There really isn’t much said about the people who live in the shared shadow of someone else’s mental illness. I don’t want a medal. I don’t want recognition. I just want my mum to get better. But it’s unbelievably difficult. It’s frustrating. It’s enraging. I have thought and felt some terrible things towards her, and this doesn’t come from a place of being uninformed or ill-educated (although, admittedly, I once was, and still have more learning to do). If we’re going to achieve an open, honest and effective discourse on mental health, then we need to be transparent on all aspects of it. It isn’t just that it isn’t easy, it’s more than that – it’s actively difficult, it’s irrational and it’s heartbreaking. The sheer ruthlessness of mental illness is that it can eradicate, sometimes entirely, the very essence of the person you knew before. It can change them outright, and replace them with someone else, someone confused – sometimes cruel – and it is agonising to behold.

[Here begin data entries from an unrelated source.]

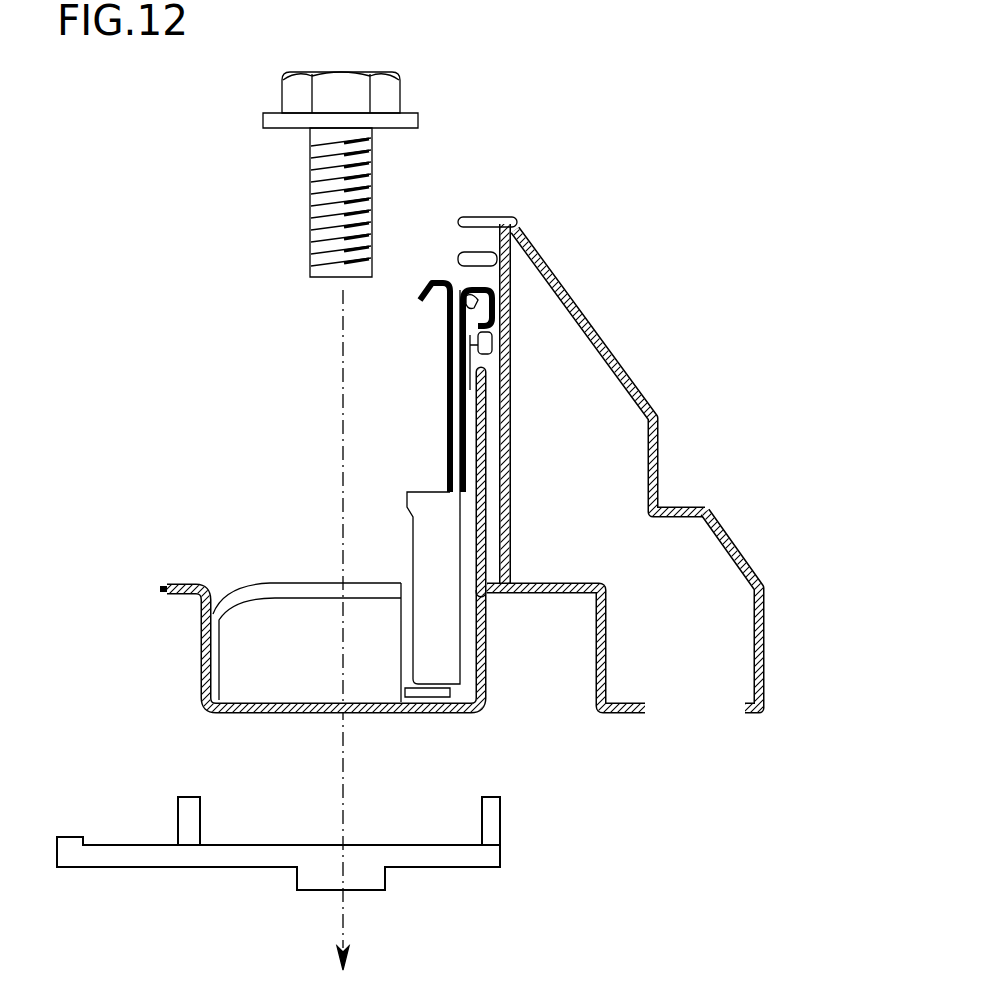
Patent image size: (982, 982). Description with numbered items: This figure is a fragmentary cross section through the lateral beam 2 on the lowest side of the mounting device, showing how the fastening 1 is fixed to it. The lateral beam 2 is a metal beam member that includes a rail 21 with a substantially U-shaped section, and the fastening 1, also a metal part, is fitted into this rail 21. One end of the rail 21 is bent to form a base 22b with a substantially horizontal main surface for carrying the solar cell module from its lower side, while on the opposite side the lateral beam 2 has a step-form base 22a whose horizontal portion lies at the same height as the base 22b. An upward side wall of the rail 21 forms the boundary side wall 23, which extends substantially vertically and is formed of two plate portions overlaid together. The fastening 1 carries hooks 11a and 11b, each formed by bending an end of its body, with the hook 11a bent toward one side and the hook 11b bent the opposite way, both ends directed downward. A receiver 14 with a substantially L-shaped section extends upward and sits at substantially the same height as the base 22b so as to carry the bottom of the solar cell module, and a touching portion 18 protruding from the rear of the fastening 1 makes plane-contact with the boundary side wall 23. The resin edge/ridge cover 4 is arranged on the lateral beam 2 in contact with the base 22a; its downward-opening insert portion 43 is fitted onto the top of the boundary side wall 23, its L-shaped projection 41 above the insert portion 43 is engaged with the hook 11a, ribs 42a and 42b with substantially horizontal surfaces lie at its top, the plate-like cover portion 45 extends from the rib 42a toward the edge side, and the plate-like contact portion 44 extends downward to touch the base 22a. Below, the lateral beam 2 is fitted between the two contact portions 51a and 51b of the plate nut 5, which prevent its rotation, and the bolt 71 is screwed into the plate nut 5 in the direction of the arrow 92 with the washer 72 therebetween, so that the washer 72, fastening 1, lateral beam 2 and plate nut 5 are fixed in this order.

The fastening 1 is at (402, 457).
The lateral beam 2 is at (402, 565).
The edge/ridge cover 4 is at (659, 437).
The plate nut 5 is at (309, 866).
The hook 11a is at (478, 270).
The hook 11b is at (428, 268).
The receiver 14 is at (293, 583).
The touching portion 18 is at (467, 630).
The rail 21 is at (250, 706).
The base 22a is at (575, 580).
The base 22b is at (160, 590).
The boundary side wall 23 is at (490, 458).
The L-shaped projection 41 is at (470, 300).
The rib 42a is at (512, 218).
The rib 42b is at (490, 255).
The insert portion 43 is at (482, 345).
The contact portion 44 is at (505, 507).
The cover portion 45 is at (608, 372).
The contact portion 51a is at (495, 815).
The contact portion 51b is at (190, 820).
The bolt 71 is at (296, 93).
The washer 72 is at (268, 122).
The arrow 92 is at (335, 410).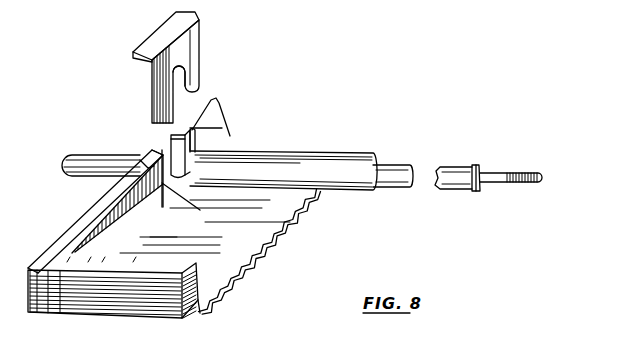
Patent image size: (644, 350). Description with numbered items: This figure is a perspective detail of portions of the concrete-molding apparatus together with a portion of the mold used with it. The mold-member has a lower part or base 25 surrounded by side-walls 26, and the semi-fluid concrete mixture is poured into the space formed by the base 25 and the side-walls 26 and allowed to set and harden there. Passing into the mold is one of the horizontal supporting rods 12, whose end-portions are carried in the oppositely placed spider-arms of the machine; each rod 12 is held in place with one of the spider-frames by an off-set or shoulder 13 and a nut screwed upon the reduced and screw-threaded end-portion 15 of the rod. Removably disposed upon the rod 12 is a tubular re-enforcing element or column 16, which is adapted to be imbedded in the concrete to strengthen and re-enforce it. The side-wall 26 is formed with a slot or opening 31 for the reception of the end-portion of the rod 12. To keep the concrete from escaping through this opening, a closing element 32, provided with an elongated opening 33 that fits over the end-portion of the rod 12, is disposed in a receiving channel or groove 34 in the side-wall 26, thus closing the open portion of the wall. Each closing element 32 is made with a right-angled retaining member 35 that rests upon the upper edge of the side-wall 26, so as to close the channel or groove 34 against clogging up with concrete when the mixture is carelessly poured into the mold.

Sometimes I still get angry. I worry a lot that what happened to her will happen to me. I get angry that her relentless denial prevented her from getting help sooner, and I wonder whether or not it’s had a detrimental impact on the lives of me and my younger brothers. But I understand why it went on for as long as it did, why it took her so long to get help. I don’t blame her – not remotely, not for one moment – she tried, I see now, to fight it herself. To maintain the line that she was okay meant, to her, that she really was. She didn’t want to believe that she had failed as a mother. And she hasn’t. She may not believe it yet, and I’m still unsure of it, but she hasn’t.
But now she is getting help. It will probably take a very long time. She may not ever be the person she was before. It might not even work, but that’s not the point. As she makes a positive change, so too do I: I remind myself of the woman she really is. I remind myself of the little legends you hear about your parents, the myths they tell of themselves. She once saved a man that had been stabbed. She travelled across America in an old and broken car. She could sing in French and Gaelic, but one of them was a lie. Her first boyfriend was gay. Incredibly, unbelievably gay. Hey, if you didn’t know already, she has three degrees. And I’m pretty sure she slept with some of the Chippendales. She is the funniest person I know, the bravest, the kindest. She has been my biggest champion, my greatest supporter; the person that helped put me back together when I lost my first love. The person that made it clear she was there for me when she needed my help instead, that’s who she really is.
My mum is an alcoholic. And my mum is manic depressive. But she is getting help – she is also my hero.